Since our visit coincided with the holidays, the lobby was glimmering with seasonal sparkle, mostly due to a particularly grand Christmas tree standing at center. But the rotunda style design made for excellent energy and accidental encounters—while the gorgeously patterned marble floor and dramatic circular ceiling can be said to make every entrance a grand one. (Plan to sashay in like a movie star, if at all possible.)

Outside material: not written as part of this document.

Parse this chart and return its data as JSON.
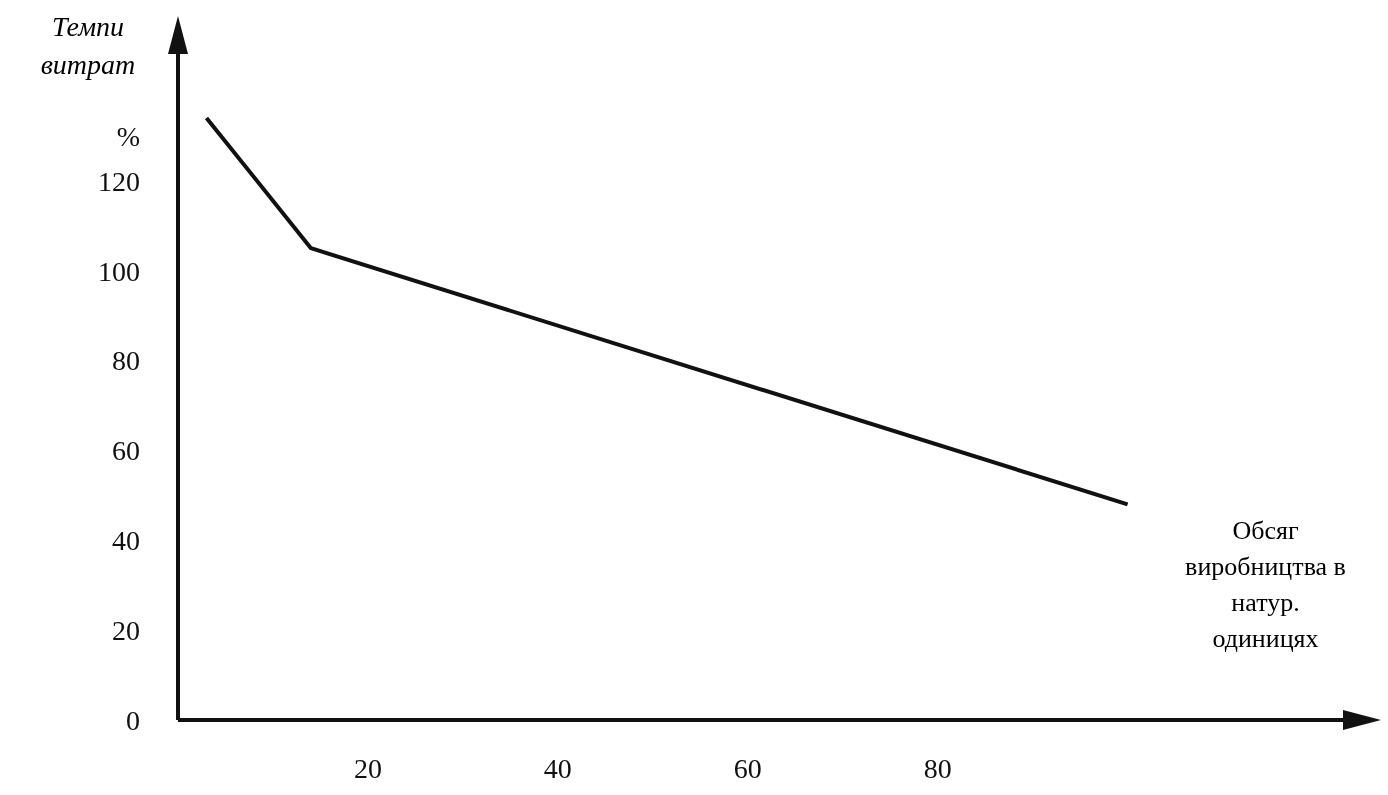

Later, with our Friday afternoon brains having shut down after a week of far too many stressful business dealings, we decided to join the afternoon tea time in the very chic Empress Lounge, a nearly perfect hotel bar, with Asian-accented furnishings, and tall windows offering garden views (there are terrace tables in spring and summer). We skipped the tea service—though it looked temptingly decadent—and opted instead for a delicious Tom Kha-Rita cocktail, with Patron Silver, Cointreau, Galangal-Chili-Ginger Syrup Lime Juice and cucumber. It was an experience that was really just the height of DC sophistication, with excellent people watching to match.
Amity & Commerce
Just as how in European luxury hotels, you can judge quite a bit by the quality of the club sandwich served in the lounge (or otherwise obtained via room service), in a posh American hotel restaurant, we always recommended considering the classic steak frites. And that’s precisely what we gravitated to on the menu at Amity & Commerce, the Mandarin Oriental’s theatrical new bistro and bar.
As soon as we walked in, there was the sense of drama, with soaring ceilings, elegant color schemes and spectacular lighting fixtures. And though it had a decidedly more contemporary feel than many DC five-star hotel restaurants, the name itself nods to Thomas Jefferson’s 1778 treaty which linked France and America.
We started with one of our current obsessions, the duck liver parfait with port gelée and thick slabs of toasted brioche, which was one of the best we could remember—and we eat a lot of it. Though the restaurant’s regular bread was so good, we had to summon all of our willpower not to fill up on it (order some to go, for a midnight indulgence back in your room). Overall, the menu was very of the moment, with baby kale & beets salad, tamarind glazed Angus short rib, pan seared diver scallops, as well as artisanal cheese and charcuterie plates. Our 8 oz. teres major steak was an incredibly flavorful cut, perfect for your monthly beef splurge, served with yukon fries, with bordelaise sauce. And well, they mixed a sublime dirty martini—not as easy as it sounds.
Combined with an after dinner brandy in the Empress Lounge, Amity & Commerce is genuinely one of DC’s must dining destinations…in a hotel that we will absolutely be returning to.